The correlation between the Receivership and Renewal program and the sites where charters are opening and expanding is undeniable.
It is a very busy day today. First the UFT Delegate Assembly where MORE will have 5000 leaflets to give to contacts for their schools. I will leave early for the PEP where at least 2 actions are taking place. Parents of Central Park East 1 will hold a press conference calling for the removal of their principal as I chronicled their story:
And there is the long-running battle led by Aixa Rodriguez and Jane Maisel to save FLAGS. The PEP meeting should have some life. MOREs will be there as well at the DA and the post DA happy hour.

PRESS RELEASE
FOR IMMEDIATE RELEASE: April 20, 2016
CONTACTS:  
Jane Maisel (917) 678­-1913

Contact after 3 pm
Jim Donahue  
or
Jim Shoaf  jimshoaf@me.com


PRESS CONFERENCE
100 Hester Street, NYC
Wednesday, April 20, 5:15 pm

Mayor de Blasio's "RENEWAL" 
means public school "REMOVAL"

New York City-- Bronx high school, Foreign Language Academy for Global Studies (FLAGS), may be closed by a vote of the Panel for Educational Policy, held this evening, Wednesday, April 20th, despite the fact that it was classified by NYS as a Receivership School and by the NYC DOE as a Renewal School and was supposed to have time and support renew itself. Its space will be given to a charter school, as the DOE has recommended, with the full cooperation of the current UFT leadership.
At 5:15 p.m., families and teachers will hold a press conference before the Panel for Educational Policy (PEP) votes. They will decry this betrayal and explain how school closures perpetuate systemic segregation and racism, while serving the private interests of charter school profiteers.
According to Aixa Rodriguez, NYC DOE teacher, notice of FLAGS’ possible closure was, "like a poison. We began hemorrhaging students. The stigma of the label is what made our enrollment fall, and then our low enrollment was used as a reason to close us.”  
“The DOE loves to break up schools into small schools, but their love isn’t sustained once there is a choice between a small school and a charter. It looks as if the small school movement is nothing more than a method for picking off public schools, one by one, as their buildings are demanded by charter schools. And the schools that are being closed are in communities with the fewest economic resources.” observed Jane Maisel, member of Change the Stakes.
Rodriguez describes a cascade of problems set off by the threat of closure: teachers looking for other jobs, the school improvement grant only distributed in February which was the same month the proposal to close FLAGS was delivered, while students were not informed of the closure with enough time to participate in the first round of the high school application process.

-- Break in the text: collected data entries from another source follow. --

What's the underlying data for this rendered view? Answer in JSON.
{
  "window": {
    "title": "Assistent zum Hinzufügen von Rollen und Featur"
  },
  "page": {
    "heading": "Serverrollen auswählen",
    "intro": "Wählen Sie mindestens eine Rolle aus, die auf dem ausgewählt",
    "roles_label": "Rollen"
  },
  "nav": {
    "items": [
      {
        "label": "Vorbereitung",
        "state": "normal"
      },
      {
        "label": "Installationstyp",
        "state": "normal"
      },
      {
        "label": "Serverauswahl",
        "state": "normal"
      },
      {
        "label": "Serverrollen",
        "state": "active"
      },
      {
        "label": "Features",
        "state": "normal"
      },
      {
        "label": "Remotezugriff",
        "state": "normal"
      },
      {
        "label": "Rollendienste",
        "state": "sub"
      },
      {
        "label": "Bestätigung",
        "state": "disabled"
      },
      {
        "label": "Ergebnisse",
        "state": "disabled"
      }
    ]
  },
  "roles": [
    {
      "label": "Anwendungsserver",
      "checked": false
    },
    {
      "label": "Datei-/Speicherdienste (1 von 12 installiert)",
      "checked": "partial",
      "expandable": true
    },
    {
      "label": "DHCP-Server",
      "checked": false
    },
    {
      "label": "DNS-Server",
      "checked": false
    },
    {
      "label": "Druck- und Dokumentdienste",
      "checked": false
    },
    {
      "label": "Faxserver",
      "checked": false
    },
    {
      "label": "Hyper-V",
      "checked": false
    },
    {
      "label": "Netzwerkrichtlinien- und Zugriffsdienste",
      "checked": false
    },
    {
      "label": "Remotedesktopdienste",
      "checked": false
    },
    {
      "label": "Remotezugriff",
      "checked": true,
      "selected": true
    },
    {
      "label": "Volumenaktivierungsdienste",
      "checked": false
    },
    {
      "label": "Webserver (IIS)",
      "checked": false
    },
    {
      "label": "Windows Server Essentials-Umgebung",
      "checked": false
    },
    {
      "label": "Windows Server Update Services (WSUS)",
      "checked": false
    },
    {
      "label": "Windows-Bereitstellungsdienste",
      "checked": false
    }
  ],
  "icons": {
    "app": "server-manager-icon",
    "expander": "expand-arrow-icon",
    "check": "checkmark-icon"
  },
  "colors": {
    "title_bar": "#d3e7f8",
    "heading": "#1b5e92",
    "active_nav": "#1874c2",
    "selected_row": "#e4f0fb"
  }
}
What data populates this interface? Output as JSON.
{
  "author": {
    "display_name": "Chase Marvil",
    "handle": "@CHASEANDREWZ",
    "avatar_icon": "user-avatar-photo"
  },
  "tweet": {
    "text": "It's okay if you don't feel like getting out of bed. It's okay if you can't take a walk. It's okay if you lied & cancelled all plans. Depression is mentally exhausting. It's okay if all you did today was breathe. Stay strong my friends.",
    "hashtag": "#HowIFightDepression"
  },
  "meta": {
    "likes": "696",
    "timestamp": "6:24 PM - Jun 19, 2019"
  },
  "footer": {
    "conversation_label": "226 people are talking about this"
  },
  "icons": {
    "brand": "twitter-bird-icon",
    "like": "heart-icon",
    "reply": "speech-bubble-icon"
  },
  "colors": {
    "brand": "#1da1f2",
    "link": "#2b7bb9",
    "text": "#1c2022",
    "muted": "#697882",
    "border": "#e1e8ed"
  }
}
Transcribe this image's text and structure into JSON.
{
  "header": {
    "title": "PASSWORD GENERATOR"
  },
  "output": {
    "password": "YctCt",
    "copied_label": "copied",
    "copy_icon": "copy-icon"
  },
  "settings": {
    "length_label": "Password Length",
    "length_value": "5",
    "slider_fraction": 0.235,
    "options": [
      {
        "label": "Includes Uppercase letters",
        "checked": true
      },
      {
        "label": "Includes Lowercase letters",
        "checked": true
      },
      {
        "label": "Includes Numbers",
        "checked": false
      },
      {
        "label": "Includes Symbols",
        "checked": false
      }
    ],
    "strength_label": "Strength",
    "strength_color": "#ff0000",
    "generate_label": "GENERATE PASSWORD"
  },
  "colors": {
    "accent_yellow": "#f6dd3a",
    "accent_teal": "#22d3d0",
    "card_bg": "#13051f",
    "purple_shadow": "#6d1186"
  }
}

Were the new toilets a gift for the new tenants, Academic Leadership Charter? They were never meant for us.”
At the April 5 meeting, the school community was already so resigned that not a single parent, teacher or student spoke. Senior Deputy Chancellor Dorita Gibson told the audience that it is never easy to make the decision to close a school, and that it really is not possible to run a good high school with only 100 students. This was the same argument used with the recent closure of three other schools, and was supported by the UFT’s current president, Michael Mulgrew.
Yet over the past year, the school staff’s multiple suggestions for attracting new students were all rejected by the principal. When a CEC 7 member suggested that the DOE should keep its commitment to the students by reviving rather than closing the school, building on the strength of the mostly multilingual student body, her ideas were dismissed. Apparently occupying space that has been requested by a charter school is tantamount to a death sentence for a school. Teachers and parents do not accept the DOE’s chilling logic. Parents and teachers ask the PEP members to make an independent judgement on this trend of sacrificing schools, but we will be surprised if the members of the PEP are willing to resist giving their rubber stamp approval to the DOE’s decision.
Jim Donohue teaches English at Renewal School JHS 145 in the Bronx. His school fought to prevent a charter co-location during high stakes standardized testing season last year. According to Donohue, "Success Academy came into our school last year and pointed out the classrooms they wanted. The DOE welcomed them with open arms and told us to get packing. We have been scattered across 4 floors of the building, and Success Academy has beautifully renovated the 19 classrooms that they staked a claim to. This is defined as RENEWAL."
Tonight the PEP will also vote on the expansion of Success Academy Charter School Bed-Stuy 1 at the site of Foundations Academy, a Renewal School that will cease to exist after this year. The correlation between the Receivership and Renewal program and the sites where charters are opening and expanding is undeniable. Concerned teachers and parents wish to make this hypocrisy clear to members of the PEP. Closing Renewal Schools and allowing charter schools to take over their space undermines the restoration Mayor de Blasio promised and institutes a climate of fear and demoralization. Advocates demand a moratorium on public school closures, demand that city officials join NYC citizens in fighting the law that requires the DOE to pay for charter school space, and that all public schools be meaningfully respected and given a genuine chance to thrive.